Jeff Lynne makes no apologies for indulging himself with Long Wave. It is an album that looks at his musical heritage, examining influences and loves through the eyes of a man who has made multi layered synth pop his genre of choice. It also, on a more direct emotional level, looks with some affection at the songs he used to hear on the radio during his childhood in Birmingham.
Lynne has always had a good voice though, which is something possibly overlooked in the massive harmonies of the Electric Light Orchestra. Here the voice is stripped back to basics, just Lynne with a basic backing of guitar, drums – and, of course, keyboards. The synths do work a bit of magic now and again but they are largely in the background, enabling this covers album to be all about the song and nothing more.

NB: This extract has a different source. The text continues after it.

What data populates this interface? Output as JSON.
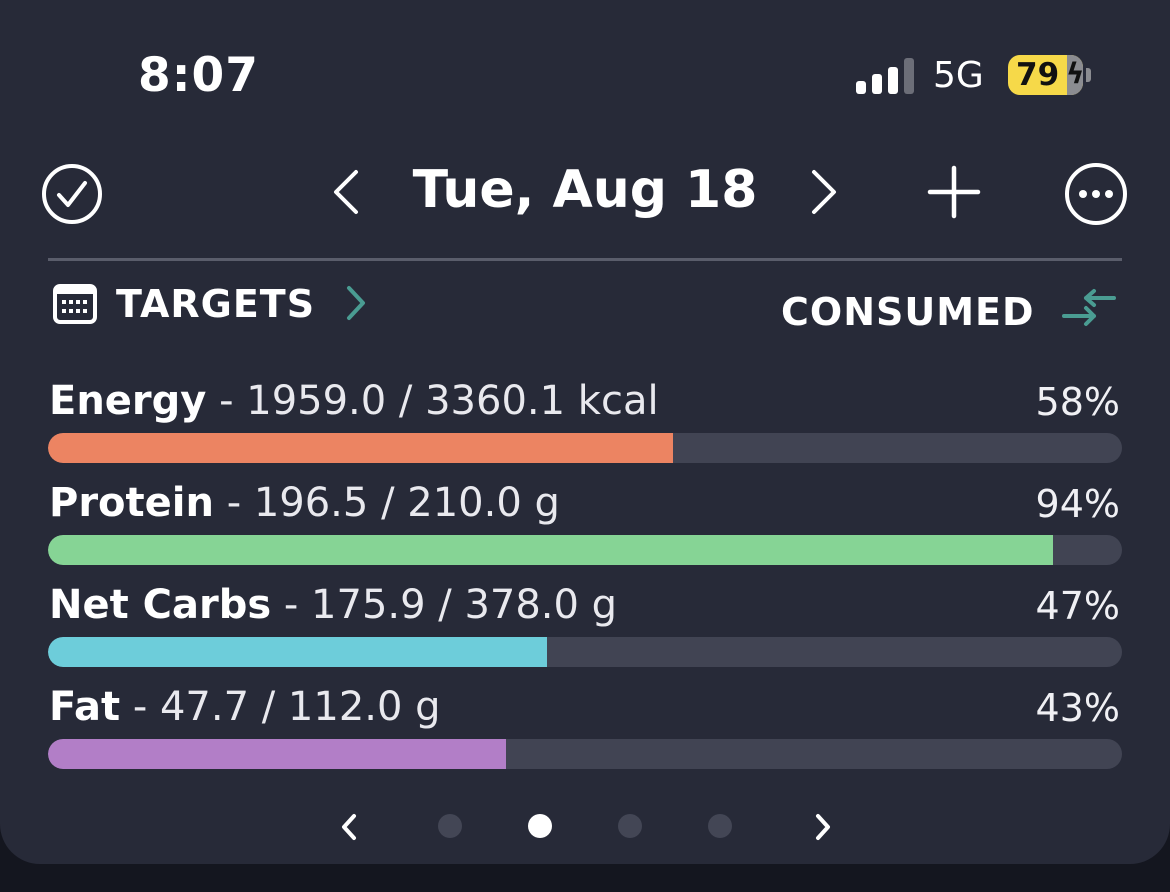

It is refreshing, given the amount of production Lynne puts in to his own ELO work, that he leaves these songs largely to their own devices, and it is interesting to note that raw emotion is never far from the surface as a result. His wistful interpretation of Bewitched, Bothered and Bewildered is immediately affecting and affectionately sung, while At Last, threatening initially to be indulgent at its walking pace tempo, is also nicely sung. Perhaps not surprisingly there are strings, but they are well used.
At times Lynne comes a little too close to his heroes for comfort, and on Running Scared the ghost of Roy Orbison is very much in the room, while Let It Rock enjoys the rare break in to an uptempo number but also sounds very close to Chuck Berry. It shows how Lynne can get beneath the surface of his music instantly, but how he also can come close to imitation. Happily the bonus track, Beyond The Sea, is enjoyment pure and simple, finishing on a positive note.
It is interesting to note a lack of Beatles material – possibly through copyright restrictions – as they are arguably the biggest influence on Lynne’s career. Yet these are a finely chosen first eleven. A lot of them occupy a mid range, slightly carefree approach that comes of a man who has achieved an awful lot in 40 years’ existence of his group, but the contentment he achieves is natural and likeable.
So who would begrudge Jeff Lynne an opportunity to visit his past in this way? Given that he does so with great affection, it’s easy to let him off – and at the same time offers an insight into what got him on the road to high musical achievements.